Bitcoin Whitepaper Exercises – Incentives

In this exercise, our focus is on the incentives we can use to motivate the time and resources spent running a blockchain node. We’ll do this in a simple (greedy) way by implementing a selection algorithm for picking transactions to add to the blockchain that maximizes our payoff from transaction/block fees for each block we create.

Setup

Run npm install in this exercise folder to install the dependencies listed in the included package.json file.

Run node generate-keys.js from the command-line to create the keys/ sub-directory which includes a keypair. NOTE: we’ll only use the public key for this exercise.

Exercise

We’ll create each line as a transaction, but instead of adding each transaction in order to the blockchain right away, we’ll add the transactions to a “pool” (an array).

Define addPoem(..) to loop through the lines of the poem and create a new transaction for each, adding each transaction to the transactionPool array. Each transaction should include not only the data (the line of the poem) but also a randomly generated positive integer value between 1 and 10 to use for its transaction fee, as its fee field.

After the poem’s lines have been created as transactions in the pool, we’ll then process the entire pool by selecting several transactions at a time to add as a single block to the blockchain, and repeating until the pool is empty. Because our selection order will be dependent on the amounts of the transaction fees, the lines of the poem will likely not be added to the blockchain in their chronological order; that’s perfectly OK for this exercise.

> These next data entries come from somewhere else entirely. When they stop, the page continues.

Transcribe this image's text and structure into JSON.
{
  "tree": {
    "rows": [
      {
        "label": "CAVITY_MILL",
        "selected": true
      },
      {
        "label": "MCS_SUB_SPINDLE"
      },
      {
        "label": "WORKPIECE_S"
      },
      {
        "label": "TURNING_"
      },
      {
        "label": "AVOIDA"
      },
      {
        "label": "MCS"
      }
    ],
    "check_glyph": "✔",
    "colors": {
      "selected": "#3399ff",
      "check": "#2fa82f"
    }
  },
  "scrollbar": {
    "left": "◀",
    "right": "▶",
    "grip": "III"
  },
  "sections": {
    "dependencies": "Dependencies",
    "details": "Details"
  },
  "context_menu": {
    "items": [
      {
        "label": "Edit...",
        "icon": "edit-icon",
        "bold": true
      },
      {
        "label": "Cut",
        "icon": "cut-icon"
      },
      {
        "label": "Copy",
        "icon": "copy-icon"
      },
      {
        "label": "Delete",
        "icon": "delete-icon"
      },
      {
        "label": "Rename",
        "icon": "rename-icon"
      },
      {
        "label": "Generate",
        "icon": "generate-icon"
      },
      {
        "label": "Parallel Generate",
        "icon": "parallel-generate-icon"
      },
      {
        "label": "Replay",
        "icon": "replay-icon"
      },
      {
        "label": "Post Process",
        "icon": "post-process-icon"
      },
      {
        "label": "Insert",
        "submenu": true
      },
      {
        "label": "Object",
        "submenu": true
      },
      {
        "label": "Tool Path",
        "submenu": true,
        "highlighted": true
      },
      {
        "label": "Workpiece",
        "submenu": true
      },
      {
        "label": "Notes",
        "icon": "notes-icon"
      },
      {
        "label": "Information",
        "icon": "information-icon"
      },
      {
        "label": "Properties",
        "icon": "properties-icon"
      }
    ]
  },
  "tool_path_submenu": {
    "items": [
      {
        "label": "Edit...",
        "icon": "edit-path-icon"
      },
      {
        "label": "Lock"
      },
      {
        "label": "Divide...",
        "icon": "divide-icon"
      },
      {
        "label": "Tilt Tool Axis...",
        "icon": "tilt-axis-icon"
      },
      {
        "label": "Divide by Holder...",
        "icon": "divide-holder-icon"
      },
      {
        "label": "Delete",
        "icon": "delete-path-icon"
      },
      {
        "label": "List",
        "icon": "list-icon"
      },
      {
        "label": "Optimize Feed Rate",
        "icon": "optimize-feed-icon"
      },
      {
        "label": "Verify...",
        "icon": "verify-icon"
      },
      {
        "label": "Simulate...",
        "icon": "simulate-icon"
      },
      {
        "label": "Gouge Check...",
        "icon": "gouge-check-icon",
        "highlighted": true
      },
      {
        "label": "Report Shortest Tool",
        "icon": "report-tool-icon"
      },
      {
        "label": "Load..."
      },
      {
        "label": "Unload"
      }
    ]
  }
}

Define processPool(..) to select transactions from the pool in descending order of their fee value, pulling them out of the transactionPool array for adding to a new block. Each block’s list of transactions should start with an object representing the block-fee to be paid for adding this transaction; this object should include a blockFee field equal to the amount in the blockFee constant, as well as an account field with the public key (PUB_KEY_TEXT).

The maximum number of transactions (including the block fee) for each block is specified by maxBlockSize, so make sure not to exceed that count.

Finally, define countMyEarnings(..) that traverses the whole blockchain — skip the genesis block! — and adds up all the block fees and transaction fees. Print out your total earnings. NOTE: since transaction fees are randomly generated, this value will change between each run of your program.

BONUS: inspect your blockchain to make sure you added all the transactions to blocks in descending order of their fee.